Достоевский смотрел отсутствующим взглядом в зарешеченное окно. Как говорят в армии, попиздим о дембеле, предложил он. Ты, юноша, что будешь делать после выписки? Первым делом – домой и в ванну, а то хлоркой уже насквозь провонял, потом – в баню. Ну ты даешь, из ванны да в баню, удивился Достоевский, это зачем же? Да я там сторожем работаю, тазики охраняю, чтоб ночью не разбежались, а зарплату за октябрь еще не получал. А потом – на Красноармейскую, знаешь рюмочную возле обувного? Говорят, мои предки до революции там трактир держали. Возьму для начала граммов сто пятьдесят, там тихо, недавно телик цветной поставили, посмотрю, например, «Международную панораму». Под водку за таким занятием можно хоть целый день просидеть. А я домой поеду, в Грачевку, сказал Достоевский, около моего дома есть славный такой лесок, там поброжу. Сейчас уже холодно, наверняка свиристели прилетят рябину клевать. Сейчас пока еще тощие, а к весне разоржутся, будут чуть ли не с голубя. Знатная картинка: ветки под снегом, пичужки красные с хохолками, жаль, рисовать не умею. Я ведь только в последний год стал все это замечать, а почем берут в твоей рюмочной? Сравнительно недорого, рублей на семь будешь сыт и пьян. Ну, для меня-то это неподъемная сумма...
За окном темнело. Осенью быстро темнеет.
Скользкие ступени лестницы вывели его из трубы в полутемный коридор второго мужского. На посту дремала Ольга, подложив под щеку раскрытый журнал. Он постоял в недоумении, не зная, куда дальше, и пошел в сортир: табак весь вышел, но если постараться, там всегда можно найти чей-нибудь заначенный бычок. В скудном уличном свете виден был плоский и черный силуэт молящегося на коленях, тоже мне, нашел место. Он включил свет. На коленях, свесив голову на грудь, стоял Достоевский с вываленным наружу языком, в шею его врезался жгут, скрученный из разорванной простыни, другой конец удавки был привязан к стояку батареи, спереди на штанах темнело мокрое пятно, выпученные глаза уставились в пол. Издали приплыл прежний неясный гул: живот и вечный покой подаждь... Очки, перемотанные изолентой, лежали на раковине.
Проснувшись, Андрей долго не решался встать с кровати, а встав, вышел в коридор лишь тогда, когда там стихли шаги и раздраженные голоса.
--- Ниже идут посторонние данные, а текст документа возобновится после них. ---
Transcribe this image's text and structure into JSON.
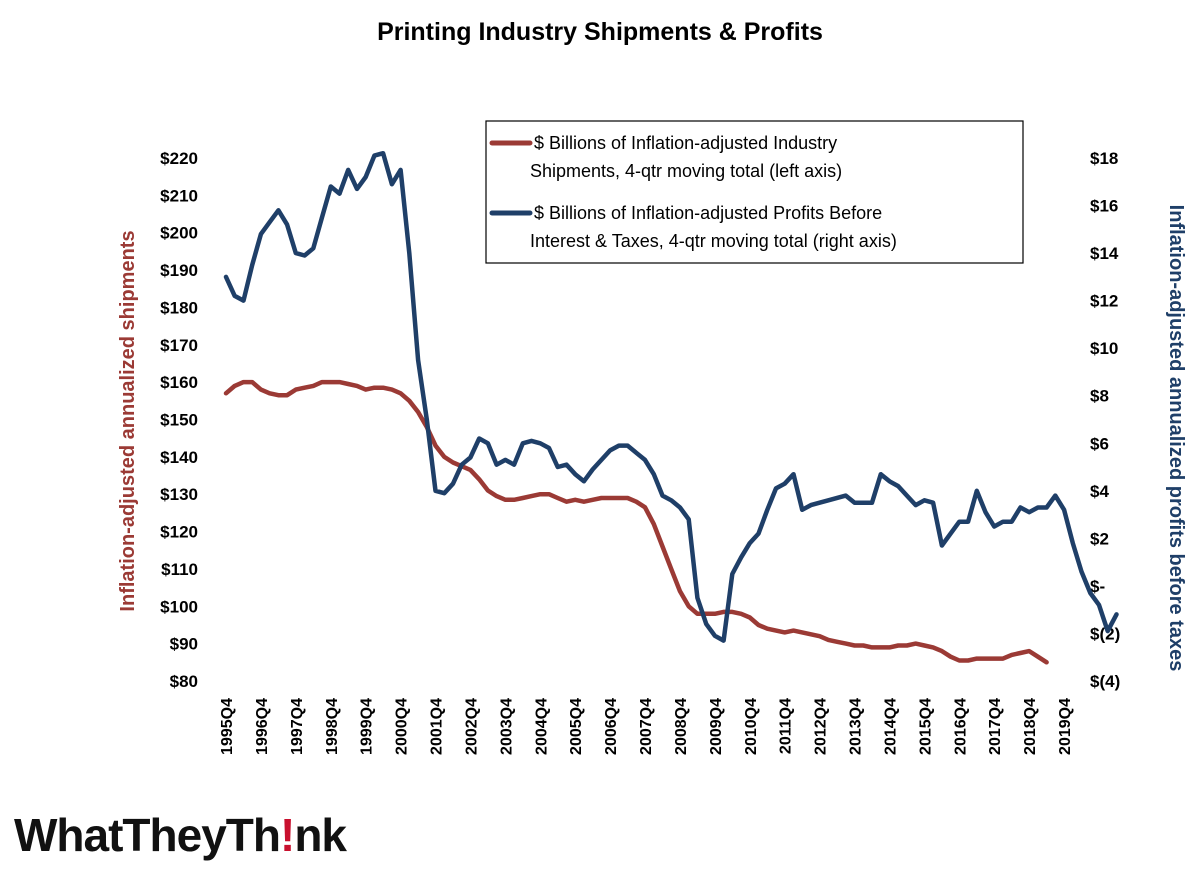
{
  "chart_data": {
    "type": "line",
    "title": "Printing Industry Shipments & Profits",
    "left_axis": {
      "label": "Inflation-adjusted annualized shipments",
      "ylim": [
        80,
        220
      ],
      "ticks": [
        "$80",
        "$90",
        "$100",
        "$110",
        "$120",
        "$130",
        "$140",
        "$150",
        "$160",
        "$170",
        "$180",
        "$190",
        "$200",
        "$210",
        "$220"
      ],
      "color": "#9b3a35"
    },
    "right_axis": {
      "label": "Inflation-adjusted annualized profits before taxes",
      "ylim": [
        -4,
        18
      ],
      "ticks": [
        "$(4)",
        "$(2)",
        "$-",
        "$2",
        "$4",
        "$6",
        "$8",
        "$10",
        "$12",
        "$14",
        "$16",
        "$18"
      ],
      "color": "#1f3f68"
    },
    "x_tick_labels": [
      "1995Q4",
      "1996Q4",
      "1997Q4",
      "1998Q4",
      "1999Q4",
      "2000Q4",
      "2001Q4",
      "2002Q4",
      "2003Q4",
      "2004Q4",
      "2005Q4",
      "2006Q4",
      "2007Q4",
      "2008Q4",
      "2009Q4",
      "2010Q4",
      "2011Q4",
      "2012Q4",
      "2013Q4",
      "2014Q4",
      "2015Q4",
      "2016Q4",
      "2017Q4",
      "2018Q4",
      "2019Q4"
    ],
    "x_start": "1995Q4",
    "legend": {
      "placement": "top-right"
    },
    "series": [
      {
        "name": "$ Billions of Inflation-adjusted Industry Shipments, 4-qtr moving total (left axis)",
        "legend_lines": [
          "$ Billions of Inflation-adjusted Industry",
          "Shipments, 4-qtr moving total (left axis)"
        ],
        "axis": "left",
        "color": "#9b3a35",
        "values": [
          157,
          159,
          160,
          160,
          158,
          157,
          156.5,
          156.5,
          158,
          158.5,
          159,
          160,
          160,
          160,
          159.5,
          159,
          158,
          158.5,
          158.5,
          158,
          157,
          155,
          152,
          148,
          143,
          140,
          138.5,
          137.5,
          136.5,
          134,
          131,
          129.5,
          128.5,
          128.5,
          129,
          129.5,
          130,
          130,
          129,
          128,
          128.5,
          128,
          128.5,
          129,
          129,
          129,
          129,
          128,
          126.5,
          122,
          116,
          110,
          104,
          100,
          98,
          98,
          98,
          98.5,
          98.5,
          98,
          97,
          95,
          94,
          93.5,
          93,
          93.5,
          93,
          92.5,
          92,
          91,
          90.5,
          90,
          89.5,
          89.5,
          89,
          89,
          89,
          89.5,
          89.5,
          90,
          89.5,
          89,
          88,
          86.5,
          85.5,
          85.5,
          86,
          86,
          86,
          86,
          87,
          87.5,
          88,
          86.5,
          85
        ]
      },
      {
        "name": "$ Billions of Inflation-adjusted Profits Before Interest & Taxes, 4-qtr moving total (right axis)",
        "legend_lines": [
          "$ Billions of Inflation-adjusted Profits Before",
          "Interest & Taxes, 4-qtr moving total (right axis)"
        ],
        "axis": "right",
        "color": "#1f3f68",
        "values": [
          13,
          12.2,
          12,
          13.5,
          14.8,
          15.3,
          15.8,
          15.2,
          14,
          13.9,
          14.2,
          15.5,
          16.8,
          16.5,
          17.5,
          16.7,
          17.2,
          18.1,
          18.2,
          16.9,
          17.5,
          14,
          9.5,
          7,
          4,
          3.9,
          4.3,
          5.1,
          5.4,
          6.2,
          6,
          5.1,
          5.3,
          5.1,
          6,
          6.1,
          6,
          5.8,
          5,
          5.1,
          4.7,
          4.4,
          4.9,
          5.3,
          5.7,
          5.9,
          5.9,
          5.6,
          5.3,
          4.7,
          3.8,
          3.6,
          3.3,
          2.8,
          -0.5,
          -1.6,
          -2.1,
          -2.3,
          0.5,
          1.2,
          1.8,
          2.2,
          3.2,
          4.1,
          4.3,
          4.7,
          3.2,
          3.4,
          3.5,
          3.6,
          3.7,
          3.8,
          3.5,
          3.5,
          3.5,
          4.7,
          4.4,
          4.2,
          3.8,
          3.4,
          3.6,
          3.5,
          1.7,
          2.2,
          2.7,
          2.7,
          4,
          3.1,
          2.5,
          2.7,
          2.7,
          3.3,
          3.1,
          3.3,
          3.3,
          3.8,
          3.2,
          1.8,
          0.6,
          -0.3,
          -0.8,
          -1.9,
          -1.2
        ]
      }
    ]
  },
  "logo": {
    "text_before": "WhatTheyTh",
    "text_mark": "!",
    "text_after": "nk"
  }
}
В окно он увидел, как от черного хода отъезжает знакомая всему городу труповозка – сизый микроавтобус с окнами, наглухо заваренными листовым железом.
Андрей сидел на кровати, тупо глядя себе под ноги. Гаврик, кретин, малевал в альбоме очередную домовину. Когда стране нужны герои, пизда рожает дураков. На пороге нарисовалась Ольга: Гаврилов, Рогозин, пошли в хозблок за обедом. Я не пойду, хмуро отозвался Андрей. Тебе аминазин воткнуть, чтоб три дня на жопу сесть не мог?